Nunca planeé convertirme en corredor. De hecho, durante años consideré el trote una práctica sin sentido. Mi deporte era el tenis: lo jugué durante mucho tiempo, con mucha frecuencia —más en cantidad que en calidad, si soy honesto—, y jamás me pasó por la cabeza cambiarlo por otra disciplina.
Todo comenzó a principios de los 2000, cuando Tita —mi esposa— empezó a trotar con dos amigas. Me insistió varias veces para que la acompañara y, un día, accedí. Salí con ellas… y no fui capaz de aguantar ni 200 metros. Sentí pena, frustración y una chispa de orgullo herido que fue suficiente para motivarme a volver a intentarlo. Al día siguiente salí de nuevo, esta vez solo, decidido a llegar un poco más lejos. Así lo hice, paso a paso, metro a metro.
Lo que al principio fue un reto personal para no quedarme atrás, se convirtió rápidamente en una pasión. Dejé el tenis sin mirar atrás. Comencé a trotar con regularidad, conocí a otros corredores y me uní a grupos que salían los fines de semana. Me di cuenta de que no solo estaba entrenando el cuerpo, sino también cultivando una nueva forma de entender la vida: más disciplinada, más introspectiva, más enfocada.
En 2003 corrí mi primera maratón en Chicago. Estaba mal preparado, como muchos novatos que creen que con 20 kilómetros semanales es suficiente para enfrentar 42. Sufrí todo lo que se puede sufrir en una maratón: deshidratación, calambres, fatiga extrema. Pero crucé la meta. Y lejos de desmotivarme, la experiencia me marcó profundamente. Supe que quería volver a hacerlo, pero esta vez bien preparado.

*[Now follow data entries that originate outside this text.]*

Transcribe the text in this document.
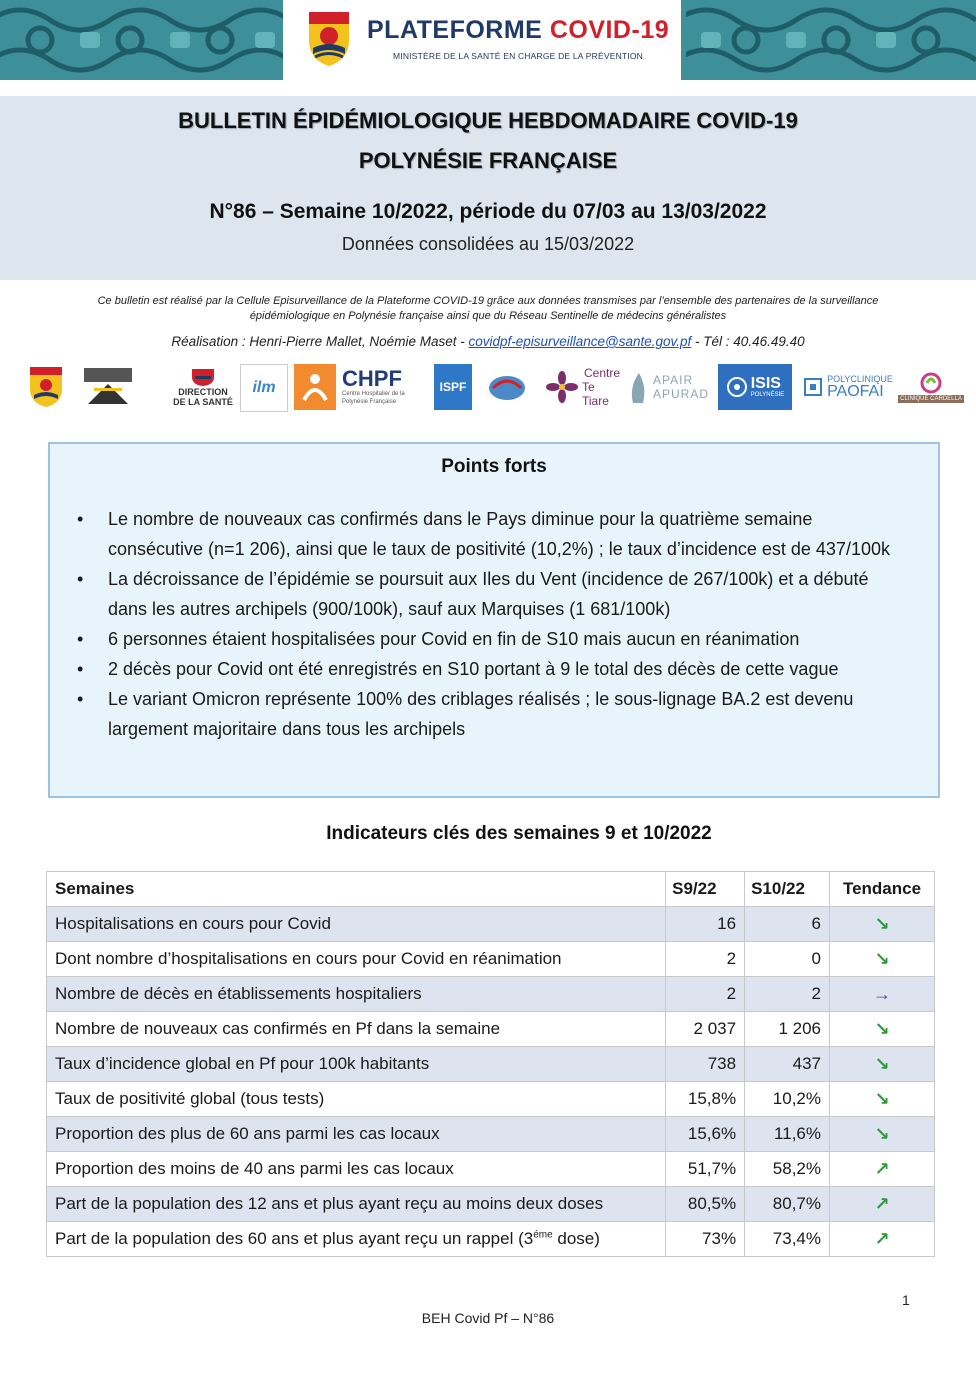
PLATEFORME COVID-19
MINISTÈRE DE LA SANTÉ EN CHARGE DE LA PRÉVENTION
BULLETIN ÉPIDÉMIOLOGIQUE HEBDOMADAIRE COVID-19
POLYNÉSIE FRANÇAISE
N°86 – Semaine 10/2022, période du 07/03 au 13/03/2022
Données consolidées au 15/03/2022
Ce bulletin est réalisé par la Cellule Episurveillance de la Plateforme COVID-19 grâce aux données transmises par l’ensemble des partenaires de la surveillance épidémiologique en Polynésie française ainsi que du Réseau Sentinelle de médecins généralistes
Réalisation : Henri-Pierre Mallet, Noémie Maset - covidpf-episurveillance@sante.gov.pf - Tél : 40.46.49.40
DIRECTION
DE LA SANTÉ
ilm	CHPF
Centre Hospitalier de la Polynésie Française
ISPF
Centre
Te Tiare
APAIR
APURAD
ISIS
POLYNÉSIE
POLYCLINIQUE
PAOFAI	CLINIQUE CARDELLA
Points forts
• Le nombre de nouveaux cas confirmés dans le Pays diminue pour la quatrième semaine consécutive (n=1 206), ainsi que le taux de positivité (10,2%) ; le taux d’incidence est de 437/100k
• La décroissance de l’épidémie se poursuit aux Iles du Vent (incidence de 267/100k) et a débuté dans les autres archipels (900/100k), sauf aux Marquises (1 681/100k)
• 6 personnes étaient hospitalisées pour Covid en fin de S10 mais aucun en réanimation
• 2 décès pour Covid ont été enregistrés en S10 portant à 9 le total des décès de cette vague
• Le variant Omicron représente 100% des criblages réalisés ; le sous-lignage BA.2 est devenu largement majoritaire dans tous les archipels
Indicateurs clés des semaines 9 et 10/2022
Semaines	S9/22	S10/22	Tendance
Hospitalisations en cours pour Covid	16	6	↘
Dont nombre d’hospitalisations en cours pour Covid en réanimation	2	0	↘
Nombre de décès en établissements hospitaliers	2	2	→
Nombre de nouveaux cas confirmés en Pf dans la semaine	2 037	1 206	↘
Taux d’incidence global en Pf pour 100k habitants	738	437	↘
Taux de positivité global (tous tests)	15,8%	10,2%	↘
Proportion des plus de 60 ans parmi les cas locaux	15,6%	11,6%	↘
Proportion des moins de 40 ans parmi les cas locaux	51,7%	58,2%	↗
Part de la population des 12 ans et plus ayant reçu au moins deux doses	80,5%	80,7%	↗
Part de la population des 60 ans et plus ayant reçu un rappel ($3^{éme}$ dose)	73%	73,4%	↗
1
BEH Covid Pf – N°86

Desde entonces, he corrido decenas de maratones alrededor del mundo. He enfrentado climas extremos, lesiones, madrugadas duras y entrenamientos exigentes, pero nada se compara con la satisfacción que siento al cruzar una meta. Correr me ha regalado un propósito, una comunidad y una forma de vida que, a estas alturas, no cambiaría por nada.
Y todo eso ha sido aún más especial porque lo he vivido con Tita. Ella también corre maratones —ya tiene las seis majors— y ha sido mi compañera de ruta en el sentido más amplio de la palabra. Entrenamos juntos, sufrimos juntos, nos reímos juntos y celebramos cada llegada como si fuera la primera. A veces corremos la misma carrera; otras, uno espera al otro en la meta. Pero siempre estamos ahí, compartiendo esto que se volvió parte esencial de nuestras vidas.
Hoy, después de 33 maratones, puedo decir que el running no solo me encontró… me transformó. Y todo empezó con esos primeros 200 metros que no pude completar. Y con Tita, que sin saberlo, me cambió la vida con una simple invitación a trotar.